We have read with great interest the article published by Samaras et al. (1); the authors found an association of metformin use with slowed cognitive decline and lower risk of incident dementia in older adults with type 2 diabetes. In this work, the authors reported an impressive 81% risk reduction in the incidence of dementia between patients with diabetes and metformin (DM+MF) compared with the group with diabetes without metformin (DM-noMF).
We found some aspects of the study worth further discussion. First, there is high contrast in the number of medications required in the DM+MF and DM-noMF groups. In the metformin group, 50% of the subjects were taking at least one additional antidiabetic drug added to metformin. In contrast, in the DM-noMF group, 60% of the subjects were on a diet-only regimen.
Most international guidelines have metformin as foundational drug therapy in patients with type 2 diabetes (2). Why is metformin not the treatment for all of these subjects?
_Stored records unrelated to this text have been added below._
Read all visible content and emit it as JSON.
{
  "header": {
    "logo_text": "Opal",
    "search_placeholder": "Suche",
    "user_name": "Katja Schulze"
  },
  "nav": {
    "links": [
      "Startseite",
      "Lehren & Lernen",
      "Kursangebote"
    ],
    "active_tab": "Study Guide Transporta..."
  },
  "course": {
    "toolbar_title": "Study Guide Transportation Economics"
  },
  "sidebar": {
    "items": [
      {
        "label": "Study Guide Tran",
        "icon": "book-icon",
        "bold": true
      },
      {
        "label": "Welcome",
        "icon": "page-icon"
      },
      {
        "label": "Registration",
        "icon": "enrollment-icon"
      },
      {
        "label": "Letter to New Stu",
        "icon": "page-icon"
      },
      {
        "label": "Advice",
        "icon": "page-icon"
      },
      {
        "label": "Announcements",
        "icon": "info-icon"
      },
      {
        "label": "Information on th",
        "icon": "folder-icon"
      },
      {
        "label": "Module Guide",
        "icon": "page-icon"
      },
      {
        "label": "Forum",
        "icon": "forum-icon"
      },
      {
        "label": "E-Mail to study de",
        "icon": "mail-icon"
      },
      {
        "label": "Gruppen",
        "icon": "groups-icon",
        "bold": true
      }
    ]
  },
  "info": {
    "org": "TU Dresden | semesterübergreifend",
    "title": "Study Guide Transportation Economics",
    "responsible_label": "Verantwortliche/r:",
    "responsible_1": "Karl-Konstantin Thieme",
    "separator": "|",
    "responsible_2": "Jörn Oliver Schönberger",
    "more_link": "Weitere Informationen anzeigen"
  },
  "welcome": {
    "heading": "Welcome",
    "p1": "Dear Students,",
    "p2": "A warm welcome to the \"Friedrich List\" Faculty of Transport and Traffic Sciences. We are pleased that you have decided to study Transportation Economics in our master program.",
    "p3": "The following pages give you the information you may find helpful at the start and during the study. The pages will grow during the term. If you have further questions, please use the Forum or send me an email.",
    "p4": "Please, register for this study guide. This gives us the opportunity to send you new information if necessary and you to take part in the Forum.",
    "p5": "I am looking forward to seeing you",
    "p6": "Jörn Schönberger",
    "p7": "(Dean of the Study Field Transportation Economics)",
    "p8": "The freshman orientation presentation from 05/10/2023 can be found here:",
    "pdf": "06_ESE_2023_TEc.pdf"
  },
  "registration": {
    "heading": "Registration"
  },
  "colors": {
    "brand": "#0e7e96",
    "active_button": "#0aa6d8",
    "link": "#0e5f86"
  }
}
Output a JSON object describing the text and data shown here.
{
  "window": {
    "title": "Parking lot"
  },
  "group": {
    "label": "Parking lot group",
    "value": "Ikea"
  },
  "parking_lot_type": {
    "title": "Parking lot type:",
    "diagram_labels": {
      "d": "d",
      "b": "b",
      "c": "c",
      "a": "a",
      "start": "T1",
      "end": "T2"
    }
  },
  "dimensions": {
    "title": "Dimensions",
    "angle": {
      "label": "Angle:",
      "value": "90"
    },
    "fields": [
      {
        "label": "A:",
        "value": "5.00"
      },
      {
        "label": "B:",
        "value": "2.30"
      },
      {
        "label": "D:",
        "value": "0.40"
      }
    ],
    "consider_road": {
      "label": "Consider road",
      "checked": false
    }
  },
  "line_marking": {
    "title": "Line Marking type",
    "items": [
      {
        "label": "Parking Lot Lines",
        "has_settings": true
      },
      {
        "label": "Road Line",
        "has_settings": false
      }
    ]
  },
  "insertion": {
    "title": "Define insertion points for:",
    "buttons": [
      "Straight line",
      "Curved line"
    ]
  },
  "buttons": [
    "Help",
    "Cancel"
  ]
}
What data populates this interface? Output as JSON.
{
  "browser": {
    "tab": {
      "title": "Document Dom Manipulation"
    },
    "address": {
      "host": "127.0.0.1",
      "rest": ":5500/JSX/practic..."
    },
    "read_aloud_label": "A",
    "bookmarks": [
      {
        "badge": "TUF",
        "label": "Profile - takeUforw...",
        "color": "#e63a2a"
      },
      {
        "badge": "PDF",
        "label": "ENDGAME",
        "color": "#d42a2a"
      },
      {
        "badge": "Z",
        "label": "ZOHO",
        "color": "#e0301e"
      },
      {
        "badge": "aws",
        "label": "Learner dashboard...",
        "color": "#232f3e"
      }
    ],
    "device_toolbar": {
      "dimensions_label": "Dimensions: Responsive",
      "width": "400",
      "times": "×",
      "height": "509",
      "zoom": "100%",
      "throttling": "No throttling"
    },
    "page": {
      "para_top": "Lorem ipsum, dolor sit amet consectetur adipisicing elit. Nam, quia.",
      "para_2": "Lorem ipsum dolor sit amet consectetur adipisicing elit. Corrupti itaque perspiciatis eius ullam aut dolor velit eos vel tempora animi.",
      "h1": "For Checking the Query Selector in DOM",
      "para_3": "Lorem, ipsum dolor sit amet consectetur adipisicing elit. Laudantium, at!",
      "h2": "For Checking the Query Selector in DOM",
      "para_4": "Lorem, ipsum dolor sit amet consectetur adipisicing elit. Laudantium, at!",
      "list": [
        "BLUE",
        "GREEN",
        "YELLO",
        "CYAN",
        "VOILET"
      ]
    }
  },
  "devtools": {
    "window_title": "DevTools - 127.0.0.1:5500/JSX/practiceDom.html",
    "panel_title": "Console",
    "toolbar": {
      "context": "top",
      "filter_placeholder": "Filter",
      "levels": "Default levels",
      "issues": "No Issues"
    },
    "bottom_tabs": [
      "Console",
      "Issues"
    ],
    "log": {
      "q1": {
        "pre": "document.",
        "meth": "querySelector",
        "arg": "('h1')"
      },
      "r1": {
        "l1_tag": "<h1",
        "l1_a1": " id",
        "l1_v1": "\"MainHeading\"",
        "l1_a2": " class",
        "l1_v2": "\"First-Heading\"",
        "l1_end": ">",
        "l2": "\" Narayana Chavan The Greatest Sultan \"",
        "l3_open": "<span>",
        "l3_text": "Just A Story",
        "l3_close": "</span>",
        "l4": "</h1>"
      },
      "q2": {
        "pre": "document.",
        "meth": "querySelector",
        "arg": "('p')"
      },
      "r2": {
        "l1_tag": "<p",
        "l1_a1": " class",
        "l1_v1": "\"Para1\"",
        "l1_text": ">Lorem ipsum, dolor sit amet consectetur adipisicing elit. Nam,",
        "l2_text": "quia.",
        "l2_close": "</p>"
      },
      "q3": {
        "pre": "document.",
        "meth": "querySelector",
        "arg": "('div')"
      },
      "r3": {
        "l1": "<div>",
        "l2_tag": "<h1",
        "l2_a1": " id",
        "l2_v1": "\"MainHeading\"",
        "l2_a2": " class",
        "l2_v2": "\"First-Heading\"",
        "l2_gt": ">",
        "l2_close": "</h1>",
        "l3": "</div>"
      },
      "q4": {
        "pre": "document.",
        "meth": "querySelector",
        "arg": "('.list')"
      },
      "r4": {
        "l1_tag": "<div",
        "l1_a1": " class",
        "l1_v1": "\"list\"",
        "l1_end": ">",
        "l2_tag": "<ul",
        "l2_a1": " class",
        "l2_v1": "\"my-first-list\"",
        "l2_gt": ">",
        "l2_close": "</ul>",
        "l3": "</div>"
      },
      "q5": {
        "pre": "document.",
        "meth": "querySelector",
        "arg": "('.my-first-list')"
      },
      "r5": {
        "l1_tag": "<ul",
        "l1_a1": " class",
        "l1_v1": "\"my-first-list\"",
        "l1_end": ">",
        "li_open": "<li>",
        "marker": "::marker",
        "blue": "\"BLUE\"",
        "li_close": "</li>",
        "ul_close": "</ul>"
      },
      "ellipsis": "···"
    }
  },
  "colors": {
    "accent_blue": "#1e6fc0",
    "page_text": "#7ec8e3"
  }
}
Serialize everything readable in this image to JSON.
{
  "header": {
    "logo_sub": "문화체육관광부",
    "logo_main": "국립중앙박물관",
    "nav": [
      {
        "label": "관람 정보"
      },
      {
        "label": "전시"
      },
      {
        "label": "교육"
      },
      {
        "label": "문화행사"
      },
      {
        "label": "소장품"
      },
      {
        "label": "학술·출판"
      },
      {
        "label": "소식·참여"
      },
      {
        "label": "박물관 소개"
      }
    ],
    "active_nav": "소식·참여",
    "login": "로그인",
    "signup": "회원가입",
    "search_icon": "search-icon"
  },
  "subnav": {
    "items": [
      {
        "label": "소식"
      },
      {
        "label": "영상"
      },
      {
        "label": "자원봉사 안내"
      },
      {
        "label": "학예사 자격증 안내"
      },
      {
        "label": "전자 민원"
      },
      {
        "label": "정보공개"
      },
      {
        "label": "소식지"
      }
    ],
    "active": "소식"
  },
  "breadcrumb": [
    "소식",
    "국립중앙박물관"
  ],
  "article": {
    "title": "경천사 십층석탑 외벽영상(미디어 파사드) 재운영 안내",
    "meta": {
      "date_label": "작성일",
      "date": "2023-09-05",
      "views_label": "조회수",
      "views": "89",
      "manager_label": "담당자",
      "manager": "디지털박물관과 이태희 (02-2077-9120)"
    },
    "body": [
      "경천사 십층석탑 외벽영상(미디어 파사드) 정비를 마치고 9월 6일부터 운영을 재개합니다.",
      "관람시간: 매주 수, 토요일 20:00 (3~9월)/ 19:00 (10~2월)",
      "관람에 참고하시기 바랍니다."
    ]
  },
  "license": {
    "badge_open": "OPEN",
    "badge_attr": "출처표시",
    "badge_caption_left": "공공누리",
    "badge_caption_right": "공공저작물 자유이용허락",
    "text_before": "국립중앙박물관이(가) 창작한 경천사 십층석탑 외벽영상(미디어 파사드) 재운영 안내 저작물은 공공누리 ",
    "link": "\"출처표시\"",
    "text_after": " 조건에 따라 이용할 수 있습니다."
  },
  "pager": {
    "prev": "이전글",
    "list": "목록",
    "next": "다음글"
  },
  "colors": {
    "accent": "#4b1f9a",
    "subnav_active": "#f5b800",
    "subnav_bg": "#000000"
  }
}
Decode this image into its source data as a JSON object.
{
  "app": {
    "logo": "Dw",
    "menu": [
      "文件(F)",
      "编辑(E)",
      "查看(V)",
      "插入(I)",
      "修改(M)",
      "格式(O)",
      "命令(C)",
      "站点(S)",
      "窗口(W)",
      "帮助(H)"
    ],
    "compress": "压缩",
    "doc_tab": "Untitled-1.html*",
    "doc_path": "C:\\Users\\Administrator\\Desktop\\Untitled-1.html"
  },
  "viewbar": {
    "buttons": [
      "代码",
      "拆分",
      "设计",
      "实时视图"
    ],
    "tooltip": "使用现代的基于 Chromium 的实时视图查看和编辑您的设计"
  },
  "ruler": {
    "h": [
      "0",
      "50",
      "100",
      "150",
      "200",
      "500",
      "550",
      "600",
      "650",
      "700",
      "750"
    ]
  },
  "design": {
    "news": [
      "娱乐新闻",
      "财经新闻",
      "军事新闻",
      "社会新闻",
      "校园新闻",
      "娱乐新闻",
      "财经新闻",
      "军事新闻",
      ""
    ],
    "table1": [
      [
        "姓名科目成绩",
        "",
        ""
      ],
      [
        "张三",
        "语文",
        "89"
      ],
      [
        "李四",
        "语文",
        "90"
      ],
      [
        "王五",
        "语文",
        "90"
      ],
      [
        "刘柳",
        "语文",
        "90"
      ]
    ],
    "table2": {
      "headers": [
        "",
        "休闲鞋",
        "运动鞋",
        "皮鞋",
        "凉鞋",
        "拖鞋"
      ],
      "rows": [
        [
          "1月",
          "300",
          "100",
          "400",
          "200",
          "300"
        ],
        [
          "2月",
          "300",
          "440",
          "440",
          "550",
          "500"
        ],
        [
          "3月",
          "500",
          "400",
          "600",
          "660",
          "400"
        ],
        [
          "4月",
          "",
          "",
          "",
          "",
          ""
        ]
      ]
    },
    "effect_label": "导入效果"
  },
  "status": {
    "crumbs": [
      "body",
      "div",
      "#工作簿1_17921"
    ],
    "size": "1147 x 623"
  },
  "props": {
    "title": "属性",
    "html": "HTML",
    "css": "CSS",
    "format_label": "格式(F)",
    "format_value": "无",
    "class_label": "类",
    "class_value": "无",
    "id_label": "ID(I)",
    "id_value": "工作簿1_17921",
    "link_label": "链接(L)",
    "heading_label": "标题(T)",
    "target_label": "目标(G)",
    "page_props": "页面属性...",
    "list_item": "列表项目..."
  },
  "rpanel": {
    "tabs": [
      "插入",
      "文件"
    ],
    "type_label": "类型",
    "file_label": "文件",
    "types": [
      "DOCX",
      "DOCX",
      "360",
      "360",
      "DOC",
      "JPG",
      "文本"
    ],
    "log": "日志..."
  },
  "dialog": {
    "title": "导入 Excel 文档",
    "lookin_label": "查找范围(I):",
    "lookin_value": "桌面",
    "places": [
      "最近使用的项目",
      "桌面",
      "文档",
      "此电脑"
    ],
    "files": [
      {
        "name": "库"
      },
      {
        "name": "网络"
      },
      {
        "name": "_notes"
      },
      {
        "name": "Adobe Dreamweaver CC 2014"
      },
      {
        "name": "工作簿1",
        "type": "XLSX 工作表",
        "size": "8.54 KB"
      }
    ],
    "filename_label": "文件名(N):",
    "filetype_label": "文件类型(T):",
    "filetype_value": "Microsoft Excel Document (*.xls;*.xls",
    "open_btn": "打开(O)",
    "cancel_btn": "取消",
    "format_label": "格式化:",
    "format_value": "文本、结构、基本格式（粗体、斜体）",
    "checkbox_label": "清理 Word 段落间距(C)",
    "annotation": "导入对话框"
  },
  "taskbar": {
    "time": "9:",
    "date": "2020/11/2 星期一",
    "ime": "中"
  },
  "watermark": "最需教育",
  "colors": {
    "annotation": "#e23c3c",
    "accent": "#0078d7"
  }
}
Several reasons could explain these findings, e.g., good glycemic control with nonpharmacological therapy, poor tolerability to metformin, or contraindications to its use, such as renal impairment.
It came to our attention that renal impairment markers like microalbuminuria and estimated glomerular filtration rate (eGFR) were not evaluated, even though several works describe the relation between renal impairment and risk of dementia (3,4). Orkaby et al. (4) analyzed the data of a retrospective cohort of patients aged ≥65 years with type 2 diabetes in treatment with metformin or sulfonylureas for the last 2 years. They reported a reduction in the risk of dementia, with a difference in risk of 11% between groups, and they used eGFR as a variable in a subgroup analysis to calculate the risk of dementia and found an association between a reduced risk of dementia with an eGFR ≥60 mL/min/1.73 m2.
Finally, we consider the findings a significant step toward in discovering possible treatments to prevent dementia and reduce the cognitive decline rate. In future works with a prospective study design, it would be interesting to add renal function markers like eGFR in the risk of dementia evaluation; this would help to lower the survival bias risk, thus improving the quality of evidence that will help the medical community to better understand this enigmatic disease.
Duality of Interest. No potential conflicts of interest relevant to this article were reported.